My dad's first job was in an office in Battery Park, just across from the Staten Island ferry. His company then became one of the first shift of tenants to move into the World Trade Centre when it was completed in 1971. When I sought his advice on what to do in that one day he said that ideally I should get myself from the airport to the World Trade Centre and then sit in it's shadow with a Pastrami-on-Rye sandwich from any of the many deli's in its vicinity for company and contemplate the world sitting the shadow of the towers. And then I could go and do the touristy sightseeing. Of course he was being sentimental. As it turned out his conviction that this would be a good introduction to a city was spot on. They were magnificant buildings, like nothing I had ever seen before. After a quick sandwich hunting walk around the area I sat on a bench and stared at their looming dominance whilst chomping on the tastiest sandwich ever. I'm ever so glad I took my dad's advice all those years ago.

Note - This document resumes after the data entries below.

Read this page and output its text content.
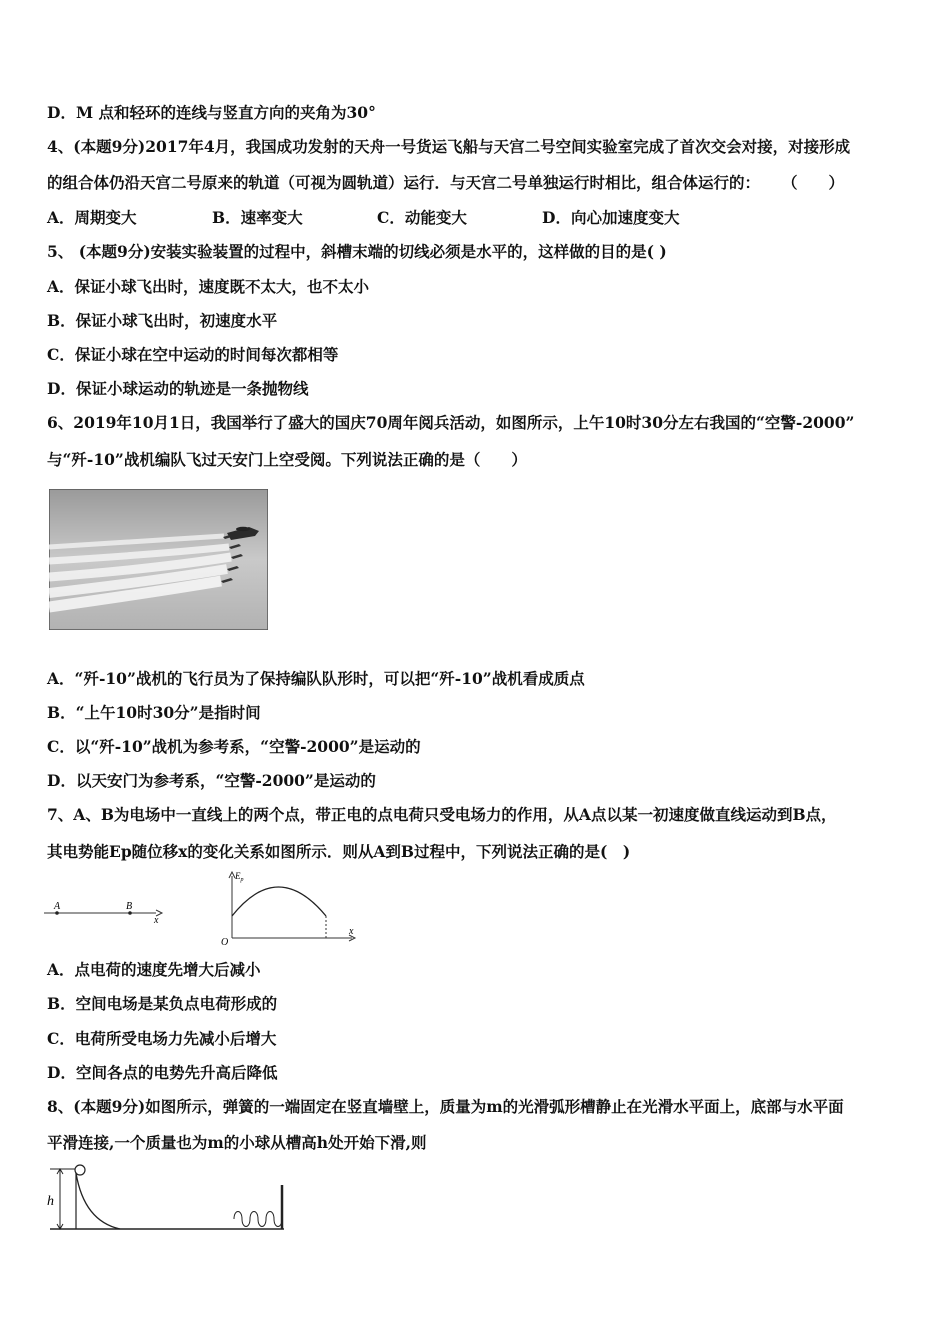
D．M 点和轻环的连线与竖直方向的夹角为30°
4、(本题9分)2017年4月，我国成功发射的天舟一号货运飞船与天宫二号空间实验室完成了首次交会对接，对接形成
的组合体仍沿天宫二号原来的轨道（可视为圆轨道）运行．与天宫二号单独运行时相比，组合体运行的： （　　）
A．周期变大	B．速率变大	C．动能变大	D．向心加速度变大
5、 (本题9分)安装实验装置的过程中，斜槽末端的切线必须是水平的，这样做的目的是( )
A．保证小球飞出时，速度既不太大，也不太小
B．保证小球飞出时，初速度水平
C．保证小球在空中运动的时间每次都相等
D．保证小球运动的轨迹是一条抛物线
6、2019年10月1日，我国举行了盛大的国庆70周年阅兵活动，如图所示，上午10时30分左右我国的“空警-2000”
与“歼-10”战机编队飞过天安门上空受阅。下列说法正确的是（　　）
A．“歼-10”战机的飞行员为了保持编队队形时，可以把“歼-10”战机看成质点
B．“上午10时30分”是指时间
C．以“歼-10”战机为参考系，“空警-2000”是运动的
D．以天安门为参考系，“空警-2000”是运动的
7、A、B为电场中一直线上的两个点，带正电的点电荷只受电场力的作用，从A点以某一初速度做直线运动到B点，
其电势能Ep随位移x的变化关系如图所示．则从A到B过程中，下列说法正确的是(　)
A	B
x
$E_p$
O
x
A．点电荷的速度先增大后减小
B．空间电场是某负点电荷形成的
C．电荷所受电场力先减小后增大
D．空间各点的电势先升高后降低
8、(本题9分)如图所示，弹簧的一端固定在竖直墙壁上，质量为m的光滑弧形槽静止在光滑水平面上，底部与水平面
平滑连接,一个质量也为m的小球从槽高h处开始下滑,则
h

I was going back after 9 years and it was not without trepidation. So much has changed, the world itself was such a different place. It is quite something to go back to that place and not see the towers but instead a building site for the Freedom Tower. V never had the opportunity to see the original buildings but he could see how much I wanted to go back to have a look, so after lunch that the very first day in New York, we went along to have a look. The area is buzzing with people and a palpable energy but there is an unmistakable silence that resonates from the spot where the towers stood. Ground Zero as it is now known is encircled with a wire-metal fence and these wonderful large format photographs adorn it in memory of the people who lost their lives there. As we stood there I reflected on how lucky I was to have seen the original buildings. Old photographs do not do them justice.

I should listen to my father more often.


  1. Reading your post, so beautifully written gave me goose bumps .. dunno why ... on a lighter note,I think I should listen to my dad more often too :-)

  2. What a coincidence. I just emailed a friend in New York as its her birthday. Have a fantastic trip.

    And thanks so much for your advice on making rotis. I tried again and they came out really well!

  3. SS: Thank you. Yeah I should listen more and talk less - a vital ingredient in becoming a better child and a less selfish human being...

    Mallika: Glad roti's turned out well. I think you mis-read my post - I've already had a fantastic trip - sadly its over and I am now back to slaving over work in London!

  4. "The area is buzzing with people and a palpable energy but there is an unmistakable silence that resonates from the spot where the towers stood."

    So true... I get an empty feeling in my stomach just thinking about it.